4) U.S. law of insurance bad faith can be a powerful tool in settlement negotiations: The standards of conduct insurers are required to operate under in the U.S. differ from state to state - but nearly every U.S. jurisdiction has more robust consumer protections available than those presently offered by Canadian law. For example, insurers who refuse to engage in reasonable settlement discussions in cases where liability or the risk of excess judgment to the defendant is reasonably clear are often risking a violation of state consumer protection legislation. In Washington State, such conduct may expose the insurer to additional damages, as well as liability for costs and attorney's fees (contrary to the typical U.S. approach, outlined above). The insurer's "bad faith" in exposing its insured defendant to additional risk is assignable to third parties - meaning that in extreme cases, a plaintiff may negotiate a covenant judgment with the defendant coupled with an assignment of the defendant's bad faith claim, and seek extracontractual damages directly from the insurer. And remember, these situations where the defendant may have assets at risk beyond her policy limits arise much more often in the U.S., where required minimum policy limits tend to be far lower than they are in Canada.
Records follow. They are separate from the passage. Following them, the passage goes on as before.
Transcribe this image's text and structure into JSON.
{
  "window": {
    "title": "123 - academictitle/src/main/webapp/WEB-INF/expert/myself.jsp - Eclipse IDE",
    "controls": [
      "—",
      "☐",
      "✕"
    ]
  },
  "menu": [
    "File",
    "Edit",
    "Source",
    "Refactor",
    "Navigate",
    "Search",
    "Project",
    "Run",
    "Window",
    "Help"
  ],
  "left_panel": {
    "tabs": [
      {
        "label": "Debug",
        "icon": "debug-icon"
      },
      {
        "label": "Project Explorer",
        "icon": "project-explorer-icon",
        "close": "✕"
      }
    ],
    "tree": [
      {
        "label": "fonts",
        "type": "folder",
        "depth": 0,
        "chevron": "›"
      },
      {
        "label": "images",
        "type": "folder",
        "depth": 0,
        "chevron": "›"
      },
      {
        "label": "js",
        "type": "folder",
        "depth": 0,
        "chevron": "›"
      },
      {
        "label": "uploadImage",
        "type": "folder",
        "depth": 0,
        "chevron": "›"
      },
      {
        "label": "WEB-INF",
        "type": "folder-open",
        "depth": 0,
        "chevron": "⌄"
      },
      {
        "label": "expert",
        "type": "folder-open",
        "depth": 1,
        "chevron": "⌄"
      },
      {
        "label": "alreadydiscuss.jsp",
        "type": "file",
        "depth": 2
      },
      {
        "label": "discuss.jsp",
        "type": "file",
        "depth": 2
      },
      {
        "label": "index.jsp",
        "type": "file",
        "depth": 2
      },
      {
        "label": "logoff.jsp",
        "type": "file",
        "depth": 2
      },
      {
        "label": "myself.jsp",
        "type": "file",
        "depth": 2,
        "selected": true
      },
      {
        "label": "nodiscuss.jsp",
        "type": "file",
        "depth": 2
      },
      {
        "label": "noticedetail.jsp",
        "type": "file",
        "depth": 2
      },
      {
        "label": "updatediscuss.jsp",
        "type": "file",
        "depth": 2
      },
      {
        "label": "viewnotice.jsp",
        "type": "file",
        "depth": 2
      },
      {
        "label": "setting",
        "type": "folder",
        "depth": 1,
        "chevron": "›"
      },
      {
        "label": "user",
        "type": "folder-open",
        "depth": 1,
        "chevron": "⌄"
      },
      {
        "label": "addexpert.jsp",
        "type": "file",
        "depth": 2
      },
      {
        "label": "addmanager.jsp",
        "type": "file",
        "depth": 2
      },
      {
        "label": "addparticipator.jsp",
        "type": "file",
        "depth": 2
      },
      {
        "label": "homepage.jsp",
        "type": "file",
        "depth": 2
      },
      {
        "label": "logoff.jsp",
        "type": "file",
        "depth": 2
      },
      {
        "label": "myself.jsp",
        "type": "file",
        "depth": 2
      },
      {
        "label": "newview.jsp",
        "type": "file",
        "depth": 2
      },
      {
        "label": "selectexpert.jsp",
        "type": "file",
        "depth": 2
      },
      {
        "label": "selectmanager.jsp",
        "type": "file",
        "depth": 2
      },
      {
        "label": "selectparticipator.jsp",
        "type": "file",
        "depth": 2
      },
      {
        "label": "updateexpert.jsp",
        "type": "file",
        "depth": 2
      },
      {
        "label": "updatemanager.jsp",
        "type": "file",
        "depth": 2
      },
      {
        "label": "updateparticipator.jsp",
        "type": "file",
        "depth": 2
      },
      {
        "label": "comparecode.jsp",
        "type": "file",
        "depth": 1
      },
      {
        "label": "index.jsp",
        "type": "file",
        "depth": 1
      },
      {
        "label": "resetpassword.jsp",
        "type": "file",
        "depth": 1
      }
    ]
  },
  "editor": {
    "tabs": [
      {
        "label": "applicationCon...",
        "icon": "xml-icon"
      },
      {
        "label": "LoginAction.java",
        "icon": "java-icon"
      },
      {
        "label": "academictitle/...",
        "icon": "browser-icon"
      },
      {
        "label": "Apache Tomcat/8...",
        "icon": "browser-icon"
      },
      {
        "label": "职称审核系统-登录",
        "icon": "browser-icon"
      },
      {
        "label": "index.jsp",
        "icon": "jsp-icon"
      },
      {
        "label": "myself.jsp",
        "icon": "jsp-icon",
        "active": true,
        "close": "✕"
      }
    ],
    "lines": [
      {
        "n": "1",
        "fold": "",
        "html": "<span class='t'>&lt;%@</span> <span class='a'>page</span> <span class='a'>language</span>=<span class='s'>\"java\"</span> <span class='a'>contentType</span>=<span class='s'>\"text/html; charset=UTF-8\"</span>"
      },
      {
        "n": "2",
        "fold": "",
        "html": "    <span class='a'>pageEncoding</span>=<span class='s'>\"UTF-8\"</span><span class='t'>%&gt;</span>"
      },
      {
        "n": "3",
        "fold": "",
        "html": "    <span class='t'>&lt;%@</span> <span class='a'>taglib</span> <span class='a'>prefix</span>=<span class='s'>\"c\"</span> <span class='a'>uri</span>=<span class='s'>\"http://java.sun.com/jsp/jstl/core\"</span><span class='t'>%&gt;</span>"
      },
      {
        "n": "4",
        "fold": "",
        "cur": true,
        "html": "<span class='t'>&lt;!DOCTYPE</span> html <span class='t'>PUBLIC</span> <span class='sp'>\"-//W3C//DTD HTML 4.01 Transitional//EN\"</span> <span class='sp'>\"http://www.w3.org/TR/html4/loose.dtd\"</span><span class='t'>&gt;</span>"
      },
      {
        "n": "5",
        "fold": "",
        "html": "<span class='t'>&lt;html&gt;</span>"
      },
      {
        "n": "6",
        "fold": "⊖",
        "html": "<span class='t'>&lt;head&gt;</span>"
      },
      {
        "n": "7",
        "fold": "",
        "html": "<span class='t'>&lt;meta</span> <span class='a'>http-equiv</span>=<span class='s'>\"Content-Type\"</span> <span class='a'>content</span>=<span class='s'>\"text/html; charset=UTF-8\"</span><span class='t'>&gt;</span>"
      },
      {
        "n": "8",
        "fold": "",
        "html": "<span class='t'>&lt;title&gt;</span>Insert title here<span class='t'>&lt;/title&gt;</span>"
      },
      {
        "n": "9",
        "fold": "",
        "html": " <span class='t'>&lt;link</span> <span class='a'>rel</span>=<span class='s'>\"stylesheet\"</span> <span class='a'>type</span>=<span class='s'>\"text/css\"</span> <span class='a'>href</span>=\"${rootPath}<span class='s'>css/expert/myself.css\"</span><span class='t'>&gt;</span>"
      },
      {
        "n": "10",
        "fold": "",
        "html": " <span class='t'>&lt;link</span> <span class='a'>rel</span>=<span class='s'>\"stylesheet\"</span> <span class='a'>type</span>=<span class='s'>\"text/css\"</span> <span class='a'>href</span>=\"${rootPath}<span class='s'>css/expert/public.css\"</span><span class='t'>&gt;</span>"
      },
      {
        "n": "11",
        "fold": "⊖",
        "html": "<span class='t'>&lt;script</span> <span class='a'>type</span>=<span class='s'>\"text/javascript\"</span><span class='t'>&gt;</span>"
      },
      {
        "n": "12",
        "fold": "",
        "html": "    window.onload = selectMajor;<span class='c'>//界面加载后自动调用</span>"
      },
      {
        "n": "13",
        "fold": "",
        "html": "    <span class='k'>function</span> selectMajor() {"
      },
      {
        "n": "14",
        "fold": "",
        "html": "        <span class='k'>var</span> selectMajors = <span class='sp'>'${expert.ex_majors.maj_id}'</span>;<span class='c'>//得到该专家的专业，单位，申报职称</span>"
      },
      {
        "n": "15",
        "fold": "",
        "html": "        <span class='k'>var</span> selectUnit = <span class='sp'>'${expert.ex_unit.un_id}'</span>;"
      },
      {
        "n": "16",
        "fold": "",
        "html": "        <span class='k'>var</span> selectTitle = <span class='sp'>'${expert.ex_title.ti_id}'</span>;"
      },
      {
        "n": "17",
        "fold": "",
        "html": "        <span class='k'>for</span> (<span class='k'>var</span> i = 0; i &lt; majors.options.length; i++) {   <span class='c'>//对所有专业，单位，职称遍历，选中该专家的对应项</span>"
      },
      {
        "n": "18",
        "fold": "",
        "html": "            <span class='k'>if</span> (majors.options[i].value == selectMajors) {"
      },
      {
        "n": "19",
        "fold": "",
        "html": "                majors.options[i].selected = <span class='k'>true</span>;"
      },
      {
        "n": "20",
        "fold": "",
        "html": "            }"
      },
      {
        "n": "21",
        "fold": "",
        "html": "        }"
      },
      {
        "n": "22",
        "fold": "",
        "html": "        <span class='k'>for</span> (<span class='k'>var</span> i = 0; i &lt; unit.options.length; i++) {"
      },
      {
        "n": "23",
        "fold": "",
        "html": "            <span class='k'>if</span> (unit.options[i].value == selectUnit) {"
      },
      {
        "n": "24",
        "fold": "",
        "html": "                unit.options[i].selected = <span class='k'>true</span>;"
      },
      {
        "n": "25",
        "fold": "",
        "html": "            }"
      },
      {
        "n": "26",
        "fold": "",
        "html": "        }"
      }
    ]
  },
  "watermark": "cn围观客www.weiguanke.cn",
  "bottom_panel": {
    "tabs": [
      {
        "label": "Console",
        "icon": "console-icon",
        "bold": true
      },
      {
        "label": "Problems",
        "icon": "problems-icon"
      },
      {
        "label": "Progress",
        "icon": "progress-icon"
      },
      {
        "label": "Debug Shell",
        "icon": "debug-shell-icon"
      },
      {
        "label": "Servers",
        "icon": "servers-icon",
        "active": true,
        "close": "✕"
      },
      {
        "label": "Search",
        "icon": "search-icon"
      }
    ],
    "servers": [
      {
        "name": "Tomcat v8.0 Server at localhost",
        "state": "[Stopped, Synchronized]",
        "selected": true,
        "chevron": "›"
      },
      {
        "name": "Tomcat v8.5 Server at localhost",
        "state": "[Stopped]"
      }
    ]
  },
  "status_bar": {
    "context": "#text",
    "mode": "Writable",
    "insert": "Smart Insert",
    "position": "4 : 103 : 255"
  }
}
It pays to do some limited research into your jurisdiction's bad faith law before preparing your demand - and perhaps to include reference to a statute or two in your letter, if only to put the insurer on notice that you're aware of their responsibilities, and intend to hold them to the same standards a "home state" lawyer would expect them to follow.

Obviously, these are just some of the considerations that come into play. Many small to moderately sized U.S. personal injury claims can be competently settled for full value by Canadian counsel, provided that the differences between claims evaluation and development in the two jurisdictions are acknowledged and addressed.